Storytellers

“Drugs are ‘cunning, baffling, and powerful.’ They teach us that in NA. Drugs can change your soul. I’ve seen it happen to so many people. But through twenty years of crack addiction, I always maintained my sense of self. I took so many beatings from drug dealers. I had my skull fractured, my nose broken, I lost an eye. I was shot twice with a 44 magnum at point blank range. But despite all these afflictions, despite all that darkness, I was able to maintain my sanity and self-respect. I’d never rape anyone. Wouldn’t attack anyone. Would never rob with a gun or a knife. Wouldn’t yell, or scream, or frighten people. That’s not who I was. I never forgot my name. I never forgot my birthday.
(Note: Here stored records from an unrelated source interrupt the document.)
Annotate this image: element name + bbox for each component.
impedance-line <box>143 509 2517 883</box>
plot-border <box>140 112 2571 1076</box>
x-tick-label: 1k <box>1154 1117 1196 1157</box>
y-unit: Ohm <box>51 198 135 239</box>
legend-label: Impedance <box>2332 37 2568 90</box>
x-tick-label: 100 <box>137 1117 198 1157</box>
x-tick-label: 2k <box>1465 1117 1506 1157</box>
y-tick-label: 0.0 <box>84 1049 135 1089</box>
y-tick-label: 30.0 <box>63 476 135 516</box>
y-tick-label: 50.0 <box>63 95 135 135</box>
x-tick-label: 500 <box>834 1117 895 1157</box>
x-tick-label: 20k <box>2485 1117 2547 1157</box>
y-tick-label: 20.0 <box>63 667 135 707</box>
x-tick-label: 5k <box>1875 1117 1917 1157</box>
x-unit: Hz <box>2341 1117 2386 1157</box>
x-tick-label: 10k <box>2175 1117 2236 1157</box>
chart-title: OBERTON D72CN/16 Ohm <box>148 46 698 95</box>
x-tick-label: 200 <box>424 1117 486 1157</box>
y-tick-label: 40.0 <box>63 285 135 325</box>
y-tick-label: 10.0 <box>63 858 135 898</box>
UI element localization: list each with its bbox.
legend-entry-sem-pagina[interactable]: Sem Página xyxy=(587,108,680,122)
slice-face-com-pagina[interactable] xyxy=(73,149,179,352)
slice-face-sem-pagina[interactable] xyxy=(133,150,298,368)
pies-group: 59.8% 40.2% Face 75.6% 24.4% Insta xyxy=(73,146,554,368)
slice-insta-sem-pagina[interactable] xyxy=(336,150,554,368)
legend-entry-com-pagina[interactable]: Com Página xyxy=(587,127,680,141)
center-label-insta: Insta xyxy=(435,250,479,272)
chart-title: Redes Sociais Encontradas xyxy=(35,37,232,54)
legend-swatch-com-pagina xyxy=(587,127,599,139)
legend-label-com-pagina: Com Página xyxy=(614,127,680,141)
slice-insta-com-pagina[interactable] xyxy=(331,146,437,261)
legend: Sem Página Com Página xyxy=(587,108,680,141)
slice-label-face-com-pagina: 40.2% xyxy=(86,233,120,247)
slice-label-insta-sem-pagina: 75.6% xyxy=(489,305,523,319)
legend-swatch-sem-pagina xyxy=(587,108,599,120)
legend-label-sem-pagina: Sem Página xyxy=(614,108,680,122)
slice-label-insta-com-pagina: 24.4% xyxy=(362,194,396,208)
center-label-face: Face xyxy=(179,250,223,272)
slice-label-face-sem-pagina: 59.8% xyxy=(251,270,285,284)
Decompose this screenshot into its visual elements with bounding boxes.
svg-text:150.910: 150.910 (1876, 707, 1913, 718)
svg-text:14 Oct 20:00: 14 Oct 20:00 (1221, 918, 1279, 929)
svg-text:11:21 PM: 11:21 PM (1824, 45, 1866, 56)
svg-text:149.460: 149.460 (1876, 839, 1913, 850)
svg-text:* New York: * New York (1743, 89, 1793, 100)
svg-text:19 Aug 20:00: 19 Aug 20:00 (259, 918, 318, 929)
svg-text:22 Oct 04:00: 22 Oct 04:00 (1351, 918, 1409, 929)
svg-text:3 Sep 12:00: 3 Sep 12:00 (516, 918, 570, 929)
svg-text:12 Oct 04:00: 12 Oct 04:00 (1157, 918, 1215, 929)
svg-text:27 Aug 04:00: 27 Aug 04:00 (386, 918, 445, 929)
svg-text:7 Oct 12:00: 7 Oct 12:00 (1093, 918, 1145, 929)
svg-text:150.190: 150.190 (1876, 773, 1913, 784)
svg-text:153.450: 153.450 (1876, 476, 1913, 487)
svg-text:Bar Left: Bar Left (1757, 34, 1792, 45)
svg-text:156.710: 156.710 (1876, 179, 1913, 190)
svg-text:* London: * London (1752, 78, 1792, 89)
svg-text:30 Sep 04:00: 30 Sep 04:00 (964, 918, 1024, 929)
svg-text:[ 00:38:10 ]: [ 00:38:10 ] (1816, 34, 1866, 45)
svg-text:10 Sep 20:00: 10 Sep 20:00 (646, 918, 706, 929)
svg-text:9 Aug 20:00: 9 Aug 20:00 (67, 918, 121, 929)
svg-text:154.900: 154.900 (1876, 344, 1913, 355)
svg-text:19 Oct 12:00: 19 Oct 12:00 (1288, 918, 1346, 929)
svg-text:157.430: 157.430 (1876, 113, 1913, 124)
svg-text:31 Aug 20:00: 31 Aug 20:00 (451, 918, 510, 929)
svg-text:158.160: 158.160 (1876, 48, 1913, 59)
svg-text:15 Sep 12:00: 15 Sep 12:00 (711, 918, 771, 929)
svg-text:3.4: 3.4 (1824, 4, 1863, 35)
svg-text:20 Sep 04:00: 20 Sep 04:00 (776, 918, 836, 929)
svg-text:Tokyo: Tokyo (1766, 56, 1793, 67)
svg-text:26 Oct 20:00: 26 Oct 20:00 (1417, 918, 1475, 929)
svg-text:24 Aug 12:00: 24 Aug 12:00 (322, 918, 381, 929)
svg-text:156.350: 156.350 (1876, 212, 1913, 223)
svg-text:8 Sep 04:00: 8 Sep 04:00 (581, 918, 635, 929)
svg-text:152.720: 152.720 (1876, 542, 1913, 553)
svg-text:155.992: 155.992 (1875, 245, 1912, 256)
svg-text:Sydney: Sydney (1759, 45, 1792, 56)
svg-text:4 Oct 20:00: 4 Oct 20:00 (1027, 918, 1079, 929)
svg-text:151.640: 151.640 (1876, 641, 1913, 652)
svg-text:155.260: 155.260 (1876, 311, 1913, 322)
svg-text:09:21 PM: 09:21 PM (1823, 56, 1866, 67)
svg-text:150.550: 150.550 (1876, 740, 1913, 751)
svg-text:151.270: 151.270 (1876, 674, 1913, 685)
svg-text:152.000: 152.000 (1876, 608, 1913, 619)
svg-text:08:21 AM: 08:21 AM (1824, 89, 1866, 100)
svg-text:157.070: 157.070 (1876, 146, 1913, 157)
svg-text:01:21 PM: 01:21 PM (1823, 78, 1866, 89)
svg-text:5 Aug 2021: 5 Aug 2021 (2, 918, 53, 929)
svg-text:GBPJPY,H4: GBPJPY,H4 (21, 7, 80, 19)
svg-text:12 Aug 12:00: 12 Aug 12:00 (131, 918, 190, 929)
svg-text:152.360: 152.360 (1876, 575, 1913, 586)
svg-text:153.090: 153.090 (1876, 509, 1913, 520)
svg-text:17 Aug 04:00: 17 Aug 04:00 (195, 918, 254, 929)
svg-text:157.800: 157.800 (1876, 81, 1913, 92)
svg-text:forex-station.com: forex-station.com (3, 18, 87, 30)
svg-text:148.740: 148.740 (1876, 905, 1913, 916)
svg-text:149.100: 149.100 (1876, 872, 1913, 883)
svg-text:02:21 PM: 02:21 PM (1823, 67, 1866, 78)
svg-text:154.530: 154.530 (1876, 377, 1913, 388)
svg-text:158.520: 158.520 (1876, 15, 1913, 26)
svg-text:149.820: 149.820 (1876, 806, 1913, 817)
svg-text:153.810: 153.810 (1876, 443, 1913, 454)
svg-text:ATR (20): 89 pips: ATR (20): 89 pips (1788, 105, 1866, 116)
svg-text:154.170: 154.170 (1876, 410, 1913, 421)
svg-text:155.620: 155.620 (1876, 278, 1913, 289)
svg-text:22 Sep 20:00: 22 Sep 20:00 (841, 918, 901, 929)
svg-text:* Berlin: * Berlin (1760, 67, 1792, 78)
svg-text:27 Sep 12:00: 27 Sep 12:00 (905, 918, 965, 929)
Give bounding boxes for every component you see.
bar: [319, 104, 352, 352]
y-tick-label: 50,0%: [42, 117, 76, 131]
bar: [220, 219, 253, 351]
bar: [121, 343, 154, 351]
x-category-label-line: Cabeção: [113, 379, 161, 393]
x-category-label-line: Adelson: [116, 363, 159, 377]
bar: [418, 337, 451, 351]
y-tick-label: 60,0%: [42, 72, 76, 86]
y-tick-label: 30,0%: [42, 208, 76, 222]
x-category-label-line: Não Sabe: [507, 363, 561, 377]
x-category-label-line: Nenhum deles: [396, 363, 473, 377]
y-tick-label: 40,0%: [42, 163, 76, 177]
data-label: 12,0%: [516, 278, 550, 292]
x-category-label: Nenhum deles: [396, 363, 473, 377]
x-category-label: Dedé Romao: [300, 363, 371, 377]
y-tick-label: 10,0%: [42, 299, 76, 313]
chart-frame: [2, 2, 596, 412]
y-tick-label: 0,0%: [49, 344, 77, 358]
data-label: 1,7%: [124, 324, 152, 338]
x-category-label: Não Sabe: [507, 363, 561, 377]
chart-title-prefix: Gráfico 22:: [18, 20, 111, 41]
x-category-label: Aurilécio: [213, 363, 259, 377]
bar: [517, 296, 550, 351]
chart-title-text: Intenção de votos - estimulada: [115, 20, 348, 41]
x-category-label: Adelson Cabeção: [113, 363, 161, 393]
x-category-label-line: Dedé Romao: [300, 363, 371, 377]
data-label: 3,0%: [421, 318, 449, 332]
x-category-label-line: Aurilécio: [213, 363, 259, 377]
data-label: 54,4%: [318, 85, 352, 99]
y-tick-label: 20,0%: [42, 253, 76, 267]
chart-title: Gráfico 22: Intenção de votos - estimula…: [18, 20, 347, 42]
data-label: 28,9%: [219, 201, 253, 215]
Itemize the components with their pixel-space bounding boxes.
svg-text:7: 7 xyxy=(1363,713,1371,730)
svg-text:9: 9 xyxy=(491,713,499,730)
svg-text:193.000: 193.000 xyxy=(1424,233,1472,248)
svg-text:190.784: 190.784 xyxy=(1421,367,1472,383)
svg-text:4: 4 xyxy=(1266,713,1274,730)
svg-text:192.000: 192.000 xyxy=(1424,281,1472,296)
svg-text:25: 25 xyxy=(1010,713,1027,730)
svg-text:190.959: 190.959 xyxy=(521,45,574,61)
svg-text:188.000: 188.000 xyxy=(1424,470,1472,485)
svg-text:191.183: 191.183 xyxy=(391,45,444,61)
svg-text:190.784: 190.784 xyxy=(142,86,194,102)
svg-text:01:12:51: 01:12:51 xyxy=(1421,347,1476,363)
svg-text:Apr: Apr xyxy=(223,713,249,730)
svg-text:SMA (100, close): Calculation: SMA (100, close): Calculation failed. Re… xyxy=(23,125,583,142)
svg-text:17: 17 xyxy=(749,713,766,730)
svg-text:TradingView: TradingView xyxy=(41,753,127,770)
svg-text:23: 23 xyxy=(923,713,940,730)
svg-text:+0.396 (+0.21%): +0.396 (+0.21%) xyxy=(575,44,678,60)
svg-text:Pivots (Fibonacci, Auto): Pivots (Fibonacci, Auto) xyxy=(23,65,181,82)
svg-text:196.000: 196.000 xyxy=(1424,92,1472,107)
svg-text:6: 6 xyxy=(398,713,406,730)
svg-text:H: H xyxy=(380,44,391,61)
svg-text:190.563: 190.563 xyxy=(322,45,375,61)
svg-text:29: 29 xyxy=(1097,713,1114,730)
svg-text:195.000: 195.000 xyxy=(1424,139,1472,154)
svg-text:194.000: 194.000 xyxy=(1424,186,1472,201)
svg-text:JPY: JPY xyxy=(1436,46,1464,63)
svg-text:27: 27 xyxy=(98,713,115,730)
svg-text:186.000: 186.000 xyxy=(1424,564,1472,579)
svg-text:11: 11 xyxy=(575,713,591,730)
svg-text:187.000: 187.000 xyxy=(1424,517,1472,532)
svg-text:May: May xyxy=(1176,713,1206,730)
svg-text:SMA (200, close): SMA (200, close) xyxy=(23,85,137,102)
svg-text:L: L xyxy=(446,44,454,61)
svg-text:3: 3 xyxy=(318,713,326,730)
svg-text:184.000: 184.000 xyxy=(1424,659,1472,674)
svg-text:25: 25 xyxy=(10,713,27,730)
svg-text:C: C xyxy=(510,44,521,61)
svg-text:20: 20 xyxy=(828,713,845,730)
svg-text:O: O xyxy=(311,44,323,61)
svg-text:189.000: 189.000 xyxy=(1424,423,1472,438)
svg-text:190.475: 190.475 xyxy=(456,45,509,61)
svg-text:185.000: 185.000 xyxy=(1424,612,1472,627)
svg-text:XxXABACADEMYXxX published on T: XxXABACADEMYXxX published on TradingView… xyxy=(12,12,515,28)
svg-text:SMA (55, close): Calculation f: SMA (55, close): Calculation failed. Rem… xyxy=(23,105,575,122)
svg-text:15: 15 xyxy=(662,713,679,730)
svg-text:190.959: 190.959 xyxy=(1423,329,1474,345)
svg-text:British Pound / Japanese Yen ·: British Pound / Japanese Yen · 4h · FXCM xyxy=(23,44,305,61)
I used to go to the library, and open the encyclopedia, and memorize all the muscles and nerves and organs. I wanted to document myself. I could always locate my sternohyoid. And my thyrohyoid. I’ve always known my human worth. I think so much of that came from my mother. There’s a word called ‘superego,’ and it means how you’re trained by your parents and stuff like that. It’s the thing that guides you. I can still hear my mother’s voice talking to me today. Telling me to take care of myself. And to respect myself. Saying: ‘You’re a good person, Frederick.’ That’s one thing she always did. She always called me by my name. Even when I let her down. Even when I stole from her. Even when the whole world was ignoring me. She never called me ‘son.’ Never ‘boy.’ Never ‘idiot.’ She always called me Frederick. And she told me that I’d always been a good person.”